A pharmaceutical company wanted to estimate the population mean of monthly sales for their 250 sales people. Forty sales people were randomly selected. Their mean monthly sales was $10,000 with a population standard deviation of $1000. Construct a 95% confidence interval for the population mean.

Answer: Between $9,690.1 and $10,309.9 monthly

Explanation:

To calculate confidence interval, we apply this formula:

M ± Z * (σ/√N)

Where M is sample mean; Z is the appropriate value given in the standard normal distribution table at various confidence levels. At 95% confidence level, Z is 1.96. σ population standard deviation; N is sample size.

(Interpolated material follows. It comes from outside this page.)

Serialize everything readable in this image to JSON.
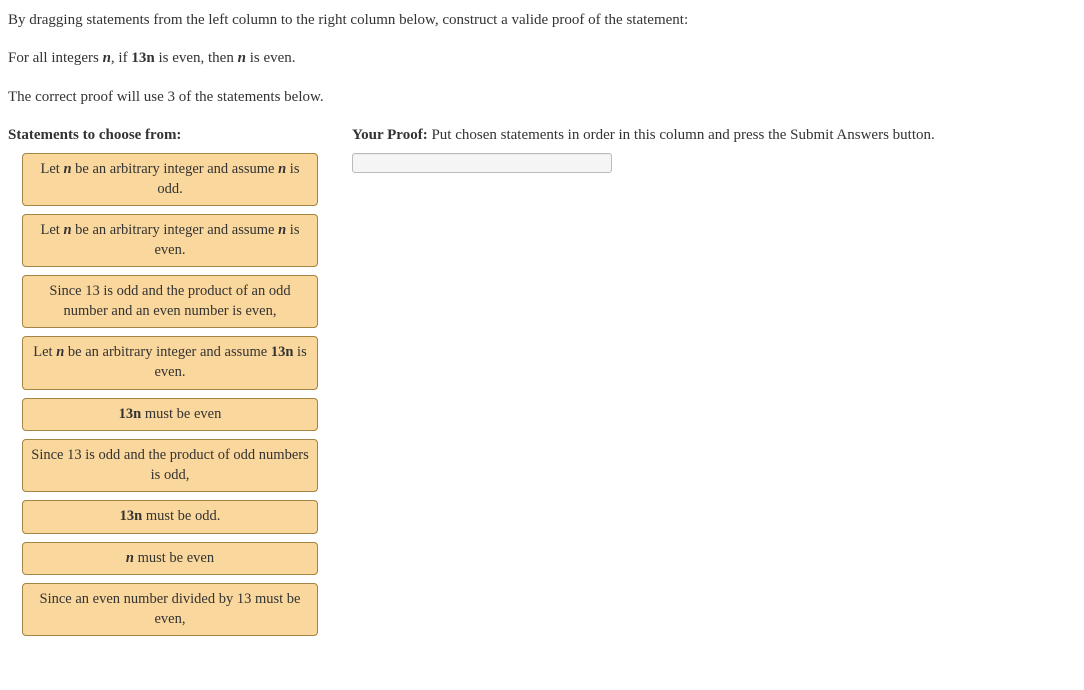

We know that sample mean is 10,000; sample size is 40; population standard deviation is 1000. We substitute relevant values into the formula

=10,000 ± 1.96 (1000/√40)

=10,000 ± 309.903

Note that 309.903 is referred to in statistics as the margin of error

Thus, the lower limit of 95% confidence interval of the population mean given these values is

10000 - 309.903 = $9,690.097

Thus, the upper limit of 95% confidence interval of the population mean given these values is 10000 + 309.903 = $10,309.903

Statistical interpretation of this result is that we are 95% confident that the average sales per sale person in the pharmaceutical company lies between $9,690.1 and $10,309.9 monthly.